The market can stay irrational longer than you can stay solvent.
–John Maynard Keynes
Just for argument’s sake, assume that Peter Schiff’s Op-Ed piece in today’s Wall Street Journal is right: namely, that even after a 30%-plus drop nationally the last four years, housing is still overvalued by at least 20% (never mind various benchmarks indicating that housing has never been more affordable).
Should you heed Schiff’s advice, and wait till housing prices regress towards their historical mean?
Or even longer, until they overshoot on the down side? (as Schiff speculates will happen).
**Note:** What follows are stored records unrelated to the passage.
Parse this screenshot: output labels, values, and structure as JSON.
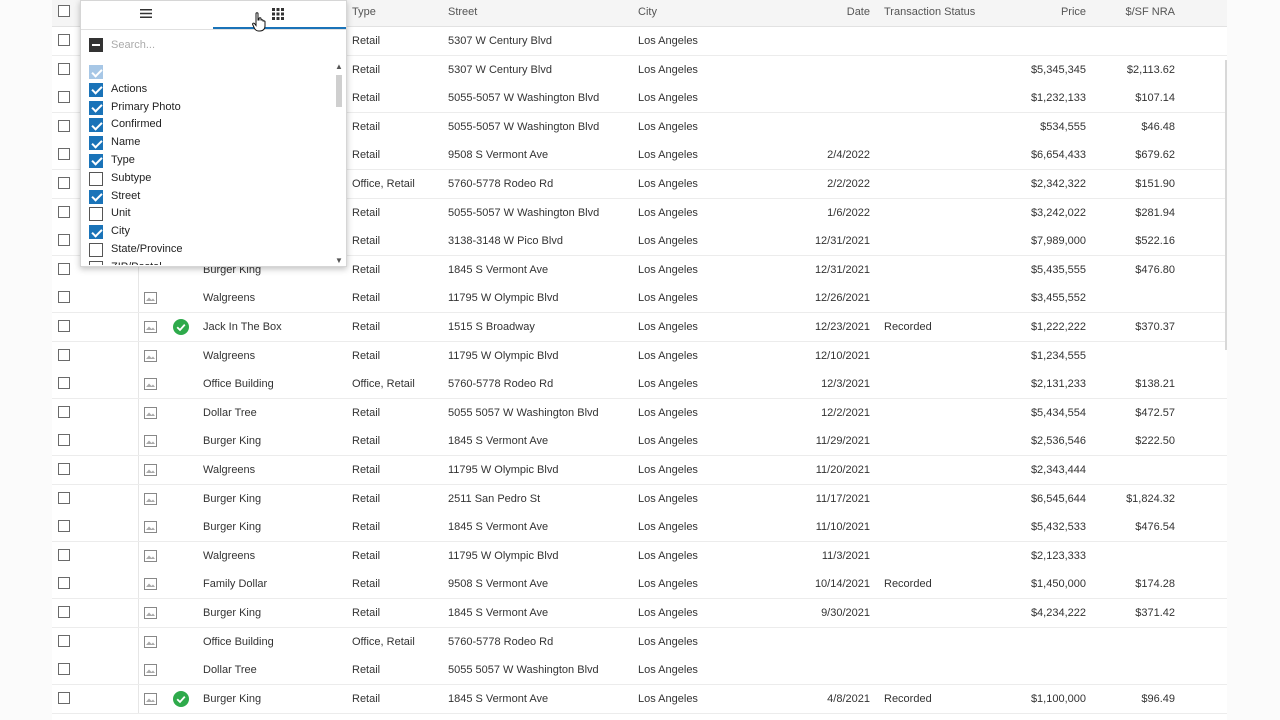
{
  "header": {
    "type": "Type",
    "street": "Street",
    "city": "City",
    "date": "Date",
    "status": "Transaction Status",
    "price": "Price",
    "psf": "$/SF NRA"
  },
  "column_panel": {
    "general_tab_icon": "menu-icon",
    "columns_tab_icon": "grid-icon",
    "search_placeholder": "Search...",
    "items": [
      {
        "label": "",
        "checked": "faded"
      },
      {
        "label": "Actions",
        "checked": "on"
      },
      {
        "label": "Primary Photo",
        "checked": "on"
      },
      {
        "label": "Confirmed",
        "checked": "on"
      },
      {
        "label": "Name",
        "checked": "on"
      },
      {
        "label": "Type",
        "checked": "on"
      },
      {
        "label": "Subtype",
        "checked": "off"
      },
      {
        "label": "Street",
        "checked": "on"
      },
      {
        "label": "Unit",
        "checked": "off"
      },
      {
        "label": "City",
        "checked": "on"
      },
      {
        "label": "State/Province",
        "checked": "off"
      },
      {
        "label": "ZIP/Postal",
        "checked": "off"
      }
    ]
  },
  "rows": [
    {
      "name": "",
      "photo": false,
      "confirmed": false,
      "type": "Retail",
      "street": "5307 W Century Blvd",
      "city": "Los Angeles",
      "date": "",
      "status": "",
      "price": "",
      "psf": ""
    },
    {
      "name": "",
      "photo": false,
      "confirmed": false,
      "type": "Retail",
      "street": "5307 W Century Blvd",
      "city": "Los Angeles",
      "date": "",
      "status": "",
      "price": "$5,345,345",
      "psf": "$2,113.62"
    },
    {
      "name": "",
      "photo": false,
      "confirmed": false,
      "type": "Retail",
      "street": "5055-5057 W Washington Blvd",
      "city": "Los Angeles",
      "date": "",
      "status": "",
      "price": "$1,232,133",
      "psf": "$107.14"
    },
    {
      "name": "",
      "photo": false,
      "confirmed": false,
      "type": "Retail",
      "street": "5055-5057 W Washington Blvd",
      "city": "Los Angeles",
      "date": "",
      "status": "",
      "price": "$534,555",
      "psf": "$46.48"
    },
    {
      "name": "",
      "photo": false,
      "confirmed": false,
      "type": "Retail",
      "street": "9508 S Vermont Ave",
      "city": "Los Angeles",
      "date": "2/4/2022",
      "status": "",
      "price": "$6,654,433",
      "psf": "$679.62"
    },
    {
      "name": "",
      "photo": false,
      "confirmed": false,
      "type": "Office, Retail",
      "street": "5760-5778 Rodeo Rd",
      "city": "Los Angeles",
      "date": "2/2/2022",
      "status": "",
      "price": "$2,342,322",
      "psf": "$151.90"
    },
    {
      "name": "",
      "photo": false,
      "confirmed": false,
      "type": "Retail",
      "street": "5055-5057 W Washington Blvd",
      "city": "Los Angeles",
      "date": "1/6/2022",
      "status": "",
      "price": "$3,242,022",
      "psf": "$281.94"
    },
    {
      "name": "",
      "photo": false,
      "confirmed": false,
      "type": "Retail",
      "street": "3138-3148 W Pico Blvd",
      "city": "Los Angeles",
      "date": "12/31/2021",
      "status": "",
      "price": "$7,989,000",
      "psf": "$522.16"
    },
    {
      "name": "Burger King",
      "photo": false,
      "confirmed": false,
      "type": "Retail",
      "street": "1845 S Vermont Ave",
      "city": "Los Angeles",
      "date": "12/31/2021",
      "status": "",
      "price": "$5,435,555",
      "psf": "$476.80"
    },
    {
      "name": "Walgreens",
      "photo": true,
      "confirmed": false,
      "type": "Retail",
      "street": "11795 W Olympic Blvd",
      "city": "Los Angeles",
      "date": "12/26/2021",
      "status": "",
      "price": "$3,455,552",
      "psf": ""
    },
    {
      "name": "Jack In The Box",
      "photo": true,
      "confirmed": true,
      "type": "Retail",
      "street": "1515 S Broadway",
      "city": "Los Angeles",
      "date": "12/23/2021",
      "status": "Recorded",
      "price": "$1,222,222",
      "psf": "$370.37"
    },
    {
      "name": "Walgreens",
      "photo": true,
      "confirmed": false,
      "type": "Retail",
      "street": "11795 W Olympic Blvd",
      "city": "Los Angeles",
      "date": "12/10/2021",
      "status": "",
      "price": "$1,234,555",
      "psf": ""
    },
    {
      "name": "Office Building",
      "photo": true,
      "confirmed": false,
      "type": "Office, Retail",
      "street": "5760-5778 Rodeo Rd",
      "city": "Los Angeles",
      "date": "12/3/2021",
      "status": "",
      "price": "$2,131,233",
      "psf": "$138.21"
    },
    {
      "name": "Dollar Tree",
      "photo": true,
      "confirmed": false,
      "type": "Retail",
      "street": "5055 5057 W Washington Blvd",
      "city": "Los Angeles",
      "date": "12/2/2021",
      "status": "",
      "price": "$5,434,554",
      "psf": "$472.57"
    },
    {
      "name": "Burger King",
      "photo": true,
      "confirmed": false,
      "type": "Retail",
      "street": "1845 S Vermont Ave",
      "city": "Los Angeles",
      "date": "11/29/2021",
      "status": "",
      "price": "$2,536,546",
      "psf": "$222.50"
    },
    {
      "name": "Walgreens",
      "photo": true,
      "confirmed": false,
      "type": "Retail",
      "street": "11795 W Olympic Blvd",
      "city": "Los Angeles",
      "date": "11/20/2021",
      "status": "",
      "price": "$2,343,444",
      "psf": ""
    },
    {
      "name": "Burger King",
      "photo": true,
      "confirmed": false,
      "type": "Retail",
      "street": "2511 San Pedro St",
      "city": "Los Angeles",
      "date": "11/17/2021",
      "status": "",
      "price": "$6,545,644",
      "psf": "$1,824.32"
    },
    {
      "name": "Burger King",
      "photo": true,
      "confirmed": false,
      "type": "Retail",
      "street": "1845 S Vermont Ave",
      "city": "Los Angeles",
      "date": "11/10/2021",
      "status": "",
      "price": "$5,432,533",
      "psf": "$476.54"
    },
    {
      "name": "Walgreens",
      "photo": true,
      "confirmed": false,
      "type": "Retail",
      "street": "11795 W Olympic Blvd",
      "city": "Los Angeles",
      "date": "11/3/2021",
      "status": "",
      "price": "$2,123,333",
      "psf": ""
    },
    {
      "name": "Family Dollar",
      "photo": true,
      "confirmed": false,
      "type": "Retail",
      "street": "9508 S Vermont Ave",
      "city": "Los Angeles",
      "date": "10/14/2021",
      "status": "Recorded",
      "price": "$1,450,000",
      "psf": "$174.28"
    },
    {
      "name": "Burger King",
      "photo": true,
      "confirmed": false,
      "type": "Retail",
      "street": "1845 S Vermont Ave",
      "city": "Los Angeles",
      "date": "9/30/2021",
      "status": "",
      "price": "$4,234,222",
      "psf": "$371.42"
    },
    {
      "name": "Office Building",
      "photo": true,
      "confirmed": false,
      "type": "Office, Retail",
      "street": "5760-5778 Rodeo Rd",
      "city": "Los Angeles",
      "date": "",
      "status": "",
      "price": "",
      "psf": ""
    },
    {
      "name": "Dollar Tree",
      "photo": true,
      "confirmed": false,
      "type": "Retail",
      "street": "5055 5057 W Washington Blvd",
      "city": "Los Angeles",
      "date": "",
      "status": "",
      "price": "",
      "psf": ""
    },
    {
      "name": "Burger King",
      "photo": true,
      "confirmed": true,
      "type": "Retail",
      "street": "1845 S Vermont Ave",
      "city": "Los Angeles",
      "date": "4/8/2021",
      "status": "Recorded",
      "price": "$1,100,000",
      "psf": "$96.49"
    }
  ],
  "colors": {
    "accent": "#1a73b8",
    "confirmed_green": "#2eaa4b",
    "header_bg": "#f5f5f5"
  }
}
The problem with relying on historical trend lines to make long-term decisions like buying a family home is that you may be waiting a long time.
On the Sidelines
In fact, according to Schiff’s preferred benchmark — “Standard & Poor’s Case-Schiller 10-City Home Price Index” — the last time home prices nationally were at or below their historical averages was . . . 1998.
Ala Keynes, that’s a long time to wait — presumably in an apartment or rented home — for a mean reversion.
If you got married and started a family then, your oldest child would now be approaching junior high school while you waited, patiently, for housing prices to correct all the way back to the long-term mean.
Understandably, most people don’t suspend their lives based on such historical considerations.
They buy homes when their life circumstances dictate — and they can afford to.
When people have better housing choices buying rather than renting — which certainly seems to be the case today in the Twin Cities and many other cities nationally — that’s usually what they do.